Analysts remain skeptical that the on-again, off-again diplomacy has settled anything. Scott Nations, president of Nations Indexes, said on CNBC that markets were “being too optimistic, because nothing really has been resolved,” adding that Iran “knows that they have the world economy where they want it if they want to shut down the strait.” Rory Johnston, founder of Commodity Context, has estimated that a durable reopening would likely knock $10 to $20 off crude prices on speculative positioning alone, but argued the relief would be temporary, with damaged infrastructure and lingering outages anchoring Brent in the $80-to-$90 range rather than returning it to pre-war levels.

The standoff also complicates an already shaky oil cartel. The United Arab Emirates left OPEC in May, and Iraq has reportedly pressed the group for a higher production quota while signaling it could exit if its demands are not met. Treasury Secretary Scott Bessent has warned that Washington would “aggressively” sanction Oman if it helped Iran collect transit fees in the strait, a threat that hangs over any alternative-corridor plan.

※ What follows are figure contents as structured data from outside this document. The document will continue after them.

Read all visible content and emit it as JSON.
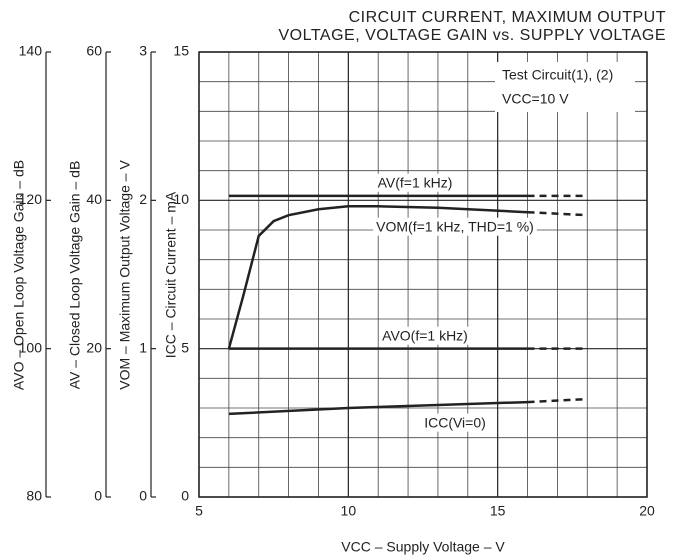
{
  "chart_data": {
    "type": "line",
    "title": [
      "CIRCUIT CURRENT, MAXIMUM OUTPUT",
      "VOLTAGE, VOLTAGE GAIN vs. SUPPLY VOLTAGE"
    ],
    "annotations": [
      "Test Circuit(1), (2)",
      "VCC=10 V"
    ],
    "xlabel": "VCC – Supply Voltage – V",
    "xlim": [
      5,
      20
    ],
    "xticks": [
      5,
      10,
      15,
      20
    ],
    "ylabel": "ICC – Circuit Current – mA",
    "ylim": [
      0,
      15
    ],
    "yticks": [
      0,
      5,
      10,
      15
    ],
    "extra_axes": [
      {
        "label": "VOM – Maximum Output Voltage – V",
        "lim": [
          0,
          3
        ],
        "ticks": [
          0,
          1,
          2,
          3
        ]
      },
      {
        "label": "AV – Closed Loop Voltage Gain – dB",
        "lim": [
          0,
          60
        ],
        "ticks": [
          0,
          20,
          40,
          60
        ]
      },
      {
        "label": "AVO – Open Loop Voltage Gain – dB",
        "lim": [
          80,
          140
        ],
        "ticks": [
          80,
          100,
          120,
          140
        ]
      }
    ],
    "grid": true,
    "dashed_after": 16,
    "series": [
      {
        "name": "AV(f=1 kHz)",
        "axis": 1,
        "color": "#222222",
        "x": [
          6,
          16,
          18
        ],
        "values": [
          40.6,
          40.6,
          40.6
        ]
      },
      {
        "name": "VOM(f=1 kHz, THD=1 %)",
        "axis": 0,
        "color": "#222222",
        "x": [
          6,
          6.5,
          7,
          7.5,
          8,
          9,
          10,
          11,
          13,
          16,
          18
        ],
        "values": [
          1.0,
          1.37,
          1.76,
          1.86,
          1.9,
          1.94,
          1.96,
          1.96,
          1.95,
          1.92,
          1.9
        ]
      },
      {
        "name": "AVO(f=1 kHz)",
        "axis": 2,
        "color": "#222222",
        "x": [
          6,
          16,
          18
        ],
        "values": [
          100,
          100,
          100
        ]
      },
      {
        "name": "ICC(Vi=0)",
        "axis": null,
        "color": "#222222",
        "x": [
          6,
          10,
          13,
          16,
          18
        ],
        "values": [
          2.8,
          3.0,
          3.1,
          3.2,
          3.3
        ]
      }
    ]
  }
}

What comes next now hinges on whether the latest exchange of fire pulls both sides back to the negotiating table or hardens positions further. Iran has framed its 30-day timeline as a path to restoring pre-war shipping levels, but only on its terms. With the memorandum’s toll-free window ticking and U.S. and Iranian negotiators still apart on key commitments, the coming week is likely to set the tone for fuel prices, food costs and inflation heading into the summer.